1973 : la France cherchait de la main d'oeuvre

Sommaire

M. Kocaman, 63 ans, et sa fille, 43 ans, évoquent les étapes de leurs parcours de travailleurs immigrés, depuis l'entretien des forêts et des jardins jusqu'à la retraite, avec des difficultés pécuniaires fréquentes.

Le travail

Mlle Kocaman : Mon père est arrivé en août 1973. La France cherchait de la main d’œuvre. Normalement il devait  venir travailler un petit peu et puis retourner, mais…  Il est venu pour travailler ici parce qu’avant en France, ils cherchaient de la main d’œuvre et puis il s’est inscrit et ça a marché. C’est la France qui demandait. Par exemple, la France voulait des ouvriers. Il y avait de la demande et puis les gens là-bas se sont inscrits. C’est la France qui demandait la main d’oeuvre. Dans le temps, ils cherchaient. On pouvait venir comme ça. Ils sont arrivés là.


C’était un accord entre la France et la Turquie, c’était un appel de l’étranger. Et puis les gens partaient. Il y en a pour qui ça tombait en France, il y en a pour qui ça tombait en Allemagne ; c’est tombé comme ça. Les gens venaient, on ne savait pas où ils allaient. Comme en Allemagne, c’était tous dans le charbon. En Allemagne, ils travaillaient dans le souterrain. C’était ça ou un autre travail.

Quand il est venu en France le boulot était déjà prévu. Son premier travail c’était dans la faïence. Il a fait dans le carrelage, la faïence, la maçonnerie. Il a trouvé ça. Il posait de la faïence dans les toilettes, les salles de bains. Ça c’était un truc qu’il n’avait jamais fait avant. Il était cultivateur avant. Il travaillait dans les champs normalement. Il n’y avait pas de grands arbres chez nous. Il n’y avait pas de machines, on coupait à la main. C’était comme ça aussi en France avant qu’il y ait les machines.

Et après il a travaillé dans la forêt, dans la jardinerie, la tondeuse et après il a eu un accident. Ensuite il a travaillé dans une usine à Chemaudin.

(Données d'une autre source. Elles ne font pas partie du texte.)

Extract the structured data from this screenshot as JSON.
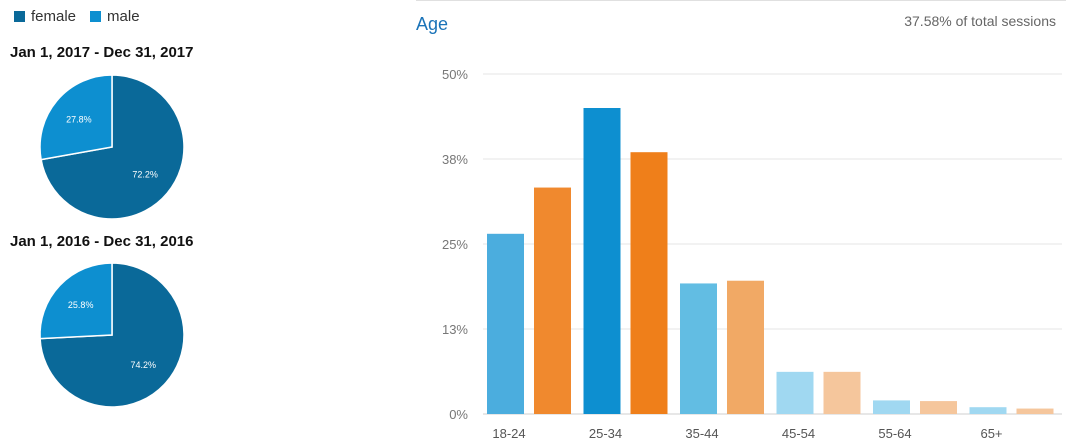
{
  "legend": [
    {
      "label": "female",
      "color": "#0a6999"
    },
    {
      "label": "male",
      "color": "#0d8fd0"
    }
  ],
  "chart_data": [
    {
      "type": "pie",
      "title": "Jan 1, 2017 - Dec 31, 2017",
      "slices": [
        {
          "label": "female",
          "value": 72.2,
          "display": "72.2%",
          "color": "#0a6999"
        },
        {
          "label": "male",
          "value": 27.8,
          "display": "27.8%",
          "color": "#0d8fd0"
        }
      ]
    },
    {
      "type": "pie",
      "title": "Jan 1, 2016 - Dec 31, 2016",
      "slices": [
        {
          "label": "female",
          "value": 74.2,
          "display": "74.2%",
          "color": "#0a6999"
        },
        {
          "label": "male",
          "value": 25.8,
          "display": "25.8%",
          "color": "#0d8fd0"
        }
      ]
    },
    {
      "type": "bar",
      "title": "Age",
      "subtitle": "37.58% of total sessions",
      "ylim": [
        0,
        50
      ],
      "yticks": [
        {
          "value": 0,
          "label": "0%"
        },
        {
          "value": 12.5,
          "label": "13%"
        },
        {
          "value": 25,
          "label": "25%"
        },
        {
          "value": 37.5,
          "label": "38%"
        },
        {
          "value": 50,
          "label": "50%"
        }
      ],
      "grid": true,
      "groups": [
        {
          "category": "18-24",
          "bars": [
            {
              "value": 26.5,
              "color": "#4badde"
            },
            {
              "value": 33.3,
              "color": "#f0892e"
            }
          ]
        },
        {
          "category": "25-34",
          "bars": [
            {
              "value": 45.0,
              "color": "#0d8fd0"
            },
            {
              "value": 38.5,
              "color": "#ef7f1a"
            }
          ]
        },
        {
          "category": "35-44",
          "bars": [
            {
              "value": 19.2,
              "color": "#62bde3"
            },
            {
              "value": 19.6,
              "color": "#f1a965"
            }
          ]
        },
        {
          "category": "45-54",
          "bars": [
            {
              "value": 6.2,
              "color": "#a0d8f1"
            },
            {
              "value": 6.2,
              "color": "#f5c69c"
            }
          ]
        },
        {
          "category": "55-64",
          "bars": [
            {
              "value": 2.0,
              "color": "#a0d8f1"
            },
            {
              "value": 1.9,
              "color": "#f5c69c"
            }
          ]
        },
        {
          "category": "65+",
          "bars": [
            {
              "value": 1.0,
              "color": "#a0d8f1"
            },
            {
              "value": 0.8,
              "color": "#f5c69c"
            }
          ]
        }
      ]
    }
  ]
}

M. Kocaman : J’ai travaillé deux mois dans le bâtiment et après je suis parti dans les bois. Je plantais, coupais les arbres. C’était pour un particulier. J’ai travaillé à Orchamps-Vennes, Cuisance, Pierrefontaine, Morteau. Comme j’étais jardinier, je travaillais chez des particuliers, donc ils m’envoyaient partout ; les jardiniers, ils vont partout.

Mlle Kocaman : Et puis il a quitté le Haut-Doubs pour venir à l’Amitié. C’est son patron qui lui a dit. Il est allé là où il trouvait plus facilement du travail et puis il y avait de la famille. C’est pour ça qu’il est venu là. Au début, à Besançon il travaillait aussi en jardinerie. Et quand nous on est arrivées il faisait ça aussi. Mais de toute façon il allait partout quand il coupait l’herbe.

On était déjà là, nous, quand il s'est coupé les pieds. C’était le 3 juillet 1976. Il est resté deux ou trois mois je crois en maladie. Et après il a quitté les jardins et a changé de travail. Il a trouvé du travail dans une usine à Besançon et après ils ont déménagé à Chemaudin. Ensuite ils ont eu des problèmes et c’est le patron qui l’a mis au chômage parce qu’il ne pouvait pas le garder. Il a été licencié. Maintenant il est au chômage.

Il était content de venir travailler en France pour gagner des sous. Il avait du travail en Turquie, mais il voulait rester au village, il ne voulait pas aller en ville. Mon père, quand il est allé en ville, il était déjà à la retraite. Mais lui, il voulait rester dans l’agriculture, il ne voulait pas aller en ville. Mais il est venu ici, à 4 000 kilomètres, alors… Et puis il est là, il est bien.

M. Kocaman : Je n’ai jamais été au chômage moi, toujours boulot, toujours boulot, même une heure…

Mlle Kocaman : Oui, mais maintenant ton patron, il te donne toujours boulot, toujours boulot, il te donne toujours des sous ton patron maintenant ? Fait voir ton patron maintenant. Il travaille, il travaille, et après c’est fini.

M. Kocaman : Il était content celui qui travaillait ; il était content aussi le patron ; il était content le chef ; il a perdu monsieur.

Mlle Kocaman : Eh bien oui, c’est normal parce qu’il ne manquait jamais le boulot. Il travaillait la nuit, il était toujours présent.